Não deveria, pois, esse ser amar a sua criação da forma que Ele a fez, permitindo-os ser felizes com os poucos gozos que a Terra tem a oferecer, sendo observado apenas o respeito à felicidade dos demais ocupantes do planeta? Se for do plano de Deus que suas criaturas evoluam, por que não as fez livres do pecado e da natureza bestial? Estaria além da Sua competência criar algo que se assemelhasse a Si? Teria ciúme ou receio do homem, munido de um aspecto divino, tomar para si o caráter de criador e definidor da natureza das coisas? 
Considerando que Deus existe, que é divino, que nos ama e que merece ser por nós louvado, por que nos amparamos em escrituras que servem para limitar a felicidade daqueles que caminham sobre a face da Terra?

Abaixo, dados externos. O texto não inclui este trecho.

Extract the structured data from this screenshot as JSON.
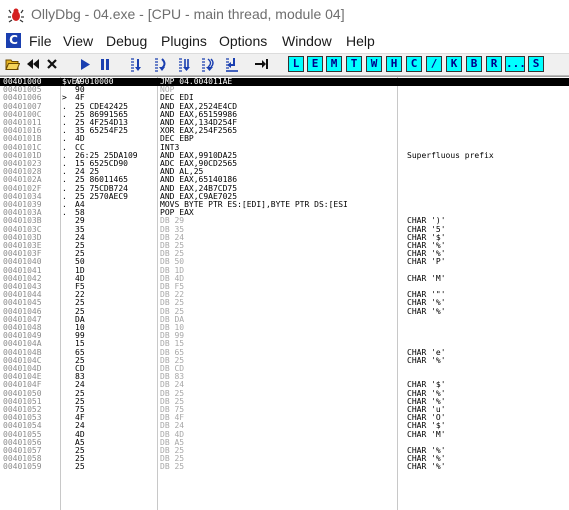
{
  "window": {
    "title": "OllyDbg - 04.exe - [CPU - main thread, module 04]"
  },
  "menu": {
    "logo": "C",
    "items": [
      "File",
      "View",
      "Debug",
      "Plugins",
      "Options",
      "Window",
      "Help"
    ]
  },
  "toolbar": {
    "icons": [
      "open-folder-icon",
      "rewind-icon",
      "close-icon",
      "run-icon",
      "pause-icon",
      "step-into-icon",
      "step-over-icon",
      "trace-into-icon",
      "trace-over-icon",
      "execute-till-return-icon",
      "go-to-icon"
    ],
    "letters": [
      "L",
      "E",
      "M",
      "T",
      "W",
      "H",
      "C",
      "/",
      "K",
      "B",
      "R",
      "...",
      "S"
    ],
    "letter_color": "#00ffff"
  },
  "disasm": {
    "rows": [
      {
        "addr": "00401000",
        "mark": "$vE9",
        "hex": "A9010000",
        "dis": "JMP 04.004011AE",
        "com": "",
        "sel": true
      },
      {
        "addr": "00401005",
        "mark": "",
        "hex": "90",
        "dis": "NOP",
        "com": "",
        "nop": true
      },
      {
        "addr": "00401006",
        "mark": ">",
        "hex": "4F",
        "dis": "DEC EDI",
        "com": ""
      },
      {
        "addr": "00401007",
        "mark": ".",
        "hex": "25 CDE42425",
        "dis": "AND EAX,2524E4CD",
        "com": ""
      },
      {
        "addr": "0040100C",
        "mark": ".",
        "hex": "25 86991565",
        "dis": "AND EAX,65159986",
        "com": ""
      },
      {
        "addr": "00401011",
        "mark": ".",
        "hex": "25 4F254D13",
        "dis": "AND EAX,134D254F",
        "com": ""
      },
      {
        "addr": "00401016",
        "mark": ".",
        "hex": "35 65254F25",
        "dis": "XOR EAX,254F2565",
        "com": ""
      },
      {
        "addr": "0040101B",
        "mark": ".",
        "hex": "4D",
        "dis": "DEC EBP",
        "com": ""
      },
      {
        "addr": "0040101C",
        "mark": ".",
        "hex": "CC",
        "dis": "INT3",
        "com": ""
      },
      {
        "addr": "0040101D",
        "mark": ".",
        "hex": "26:25 25DA109",
        "dis": "AND EAX,9910DA25",
        "com": "Superfluous prefix"
      },
      {
        "addr": "00401023",
        "mark": ".",
        "hex": "15 6525CD90",
        "dis": "ADC EAX,90CD2565",
        "com": ""
      },
      {
        "addr": "00401028",
        "mark": ".",
        "hex": "24 25",
        "dis": "AND AL,25",
        "com": ""
      },
      {
        "addr": "0040102A",
        "mark": ".",
        "hex": "25 86011465",
        "dis": "AND EAX,65140186",
        "com": ""
      },
      {
        "addr": "0040102F",
        "mark": ".",
        "hex": "25 75CDB724",
        "dis": "AND EAX,24B7CD75",
        "com": ""
      },
      {
        "addr": "00401034",
        "mark": ".",
        "hex": "25 2570AEC9",
        "dis": "AND EAX,C9AE7025",
        "com": ""
      },
      {
        "addr": "00401039",
        "mark": ".",
        "hex": "A4",
        "dis": "MOVS BYTE PTR ES:[EDI],BYTE PTR DS:[ESI",
        "com": ""
      },
      {
        "addr": "0040103A",
        "mark": ".",
        "hex": "58",
        "dis": "POP EAX",
        "com": ""
      },
      {
        "addr": "0040103B",
        "mark": "",
        "hex": "29",
        "dis": "DB 29",
        "com": "CHAR ')'",
        "db": true
      },
      {
        "addr": "0040103C",
        "mark": "",
        "hex": "35",
        "dis": "DB 35",
        "com": "CHAR '5'",
        "db": true
      },
      {
        "addr": "0040103D",
        "mark": "",
        "hex": "24",
        "dis": "DB 24",
        "com": "CHAR '$'",
        "db": true
      },
      {
        "addr": "0040103E",
        "mark": "",
        "hex": "25",
        "dis": "DB 25",
        "com": "CHAR '%'",
        "db": true
      },
      {
        "addr": "0040103F",
        "mark": "",
        "hex": "25",
        "dis": "DB 25",
        "com": "CHAR '%'",
        "db": true
      },
      {
        "addr": "00401040",
        "mark": "",
        "hex": "50",
        "dis": "DB 50",
        "com": "CHAR 'P'",
        "db": true
      },
      {
        "addr": "00401041",
        "mark": "",
        "hex": "1D",
        "dis": "DB 1D",
        "com": "",
        "db": true
      },
      {
        "addr": "00401042",
        "mark": "",
        "hex": "4D",
        "dis": "DB 4D",
        "com": "CHAR 'M'",
        "db": true
      },
      {
        "addr": "00401043",
        "mark": "",
        "hex": "F5",
        "dis": "DB F5",
        "com": "",
        "db": true
      },
      {
        "addr": "00401044",
        "mark": "",
        "hex": "22",
        "dis": "DB 22",
        "com": "CHAR '\"'",
        "db": true
      },
      {
        "addr": "00401045",
        "mark": "",
        "hex": "25",
        "dis": "DB 25",
        "com": "CHAR '%'",
        "db": true
      },
      {
        "addr": "00401046",
        "mark": "",
        "hex": "25",
        "dis": "DB 25",
        "com": "CHAR '%'",
        "db": true
      },
      {
        "addr": "00401047",
        "mark": "",
        "hex": "DA",
        "dis": "DB DA",
        "com": "",
        "db": true
      },
      {
        "addr": "00401048",
        "mark": "",
        "hex": "10",
        "dis": "DB 10",
        "com": "",
        "db": true
      },
      {
        "addr": "00401049",
        "mark": "",
        "hex": "99",
        "dis": "DB 99",
        "com": "",
        "db": true
      },
      {
        "addr": "0040104A",
        "mark": "",
        "hex": "15",
        "dis": "DB 15",
        "com": "",
        "db": true
      },
      {
        "addr": "0040104B",
        "mark": "",
        "hex": "65",
        "dis": "DB 65",
        "com": "CHAR 'e'",
        "db": true
      },
      {
        "addr": "0040104C",
        "mark": "",
        "hex": "25",
        "dis": "DB 25",
        "com": "CHAR '%'",
        "db": true
      },
      {
        "addr": "0040104D",
        "mark": "",
        "hex": "CD",
        "dis": "DB CD",
        "com": "",
        "db": true
      },
      {
        "addr": "0040104E",
        "mark": "",
        "hex": "83",
        "dis": "DB 83",
        "com": "",
        "db": true
      },
      {
        "addr": "0040104F",
        "mark": "",
        "hex": "24",
        "dis": "DB 24",
        "com": "CHAR '$'",
        "db": true
      },
      {
        "addr": "00401050",
        "mark": "",
        "hex": "25",
        "dis": "DB 25",
        "com": "CHAR '%'",
        "db": true
      },
      {
        "addr": "00401051",
        "mark": "",
        "hex": "25",
        "dis": "DB 25",
        "com": "CHAR '%'",
        "db": true
      },
      {
        "addr": "00401052",
        "mark": "",
        "hex": "75",
        "dis": "DB 75",
        "com": "CHAR 'u'",
        "db": true
      },
      {
        "addr": "00401053",
        "mark": "",
        "hex": "4F",
        "dis": "DB 4F",
        "com": "CHAR 'O'",
        "db": true
      },
      {
        "addr": "00401054",
        "mark": "",
        "hex": "24",
        "dis": "DB 24",
        "com": "CHAR '$'",
        "db": true
      },
      {
        "addr": "00401055",
        "mark": "",
        "hex": "4D",
        "dis": "DB 4D",
        "com": "CHAR 'M'",
        "db": true
      },
      {
        "addr": "00401056",
        "mark": "",
        "hex": "A5",
        "dis": "DB A5",
        "com": "",
        "db": true
      },
      {
        "addr": "00401057",
        "mark": "",
        "hex": "25",
        "dis": "DB 25",
        "com": "CHAR '%'",
        "db": true
      },
      {
        "addr": "00401058",
        "mark": "",
        "hex": "25",
        "dis": "DB 25",
        "com": "CHAR '%'",
        "db": true
      },
      {
        "addr": "00401059",
        "mark": "",
        "hex": "25",
        "dis": "DB 25",
        "com": "CHAR '%'",
        "db": true
      }
    ]
  }
}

Por que não podemos entender, por exemplo, as palavras do Cristo com a mesma racionalidade que encaramos as de Kafka, Kant, Nietzsche? Por que é condenável que um homem questione sua natureza e, por consequência, seu criador se dentre os poucos dons dados à humanidade por Ele consta o da Razão?

Seria necessário para esse ser divino que seja por nós idolatrado? Sendo assim, onde está a pureza de seu Amor? Sendo assim, onde está sua eximição dos pecados que condenam em Seu nome? Sendo assim, por que seria Ele digno de adoração?


Em verdade, em verdade vos digo que se há um Deus o que Ele espera de sua criação é que seja próspera e feliz, portanto não devemos temer ao pecado, devemos recear apenas por aquilo que fazemos aos nossos irmãos e irmãs. Devemos nos ater a amar e lutar pela possibilidade de que todos possam fazê-lo, independente da natureza desse amor e de quais são as partes envolvidas nesse afeto.

Em verdade vos digo que se há um Deus digno de ser classificado como divino ele deve entristecer-se ao ver sua criação complicar tanto os seus planos ao invés de simplesmente seguirem suas vidas sem ter suas ações balanceadas pelo fato d'Ele existir ou não. Que o tempo que perdes colocando o joelho em terra para adorá-Lo poderia ser utilizado para amar o seus próximo como a si mesmo, que o dízimo que dás poderia ser utilizado para aplacar a sede, a fome, o frio e a dor daqueles que se encontram ao seu lado.

Em verdade vos digo que se há um Deus que é puro Amor não seria de Sua natureza ser adorado e que Sua felicidade só poderia ser alcançada ao ver suas criaturas livres e prósperas - e isso não é possível tendo amarras à mente como o conceito banal de pecado.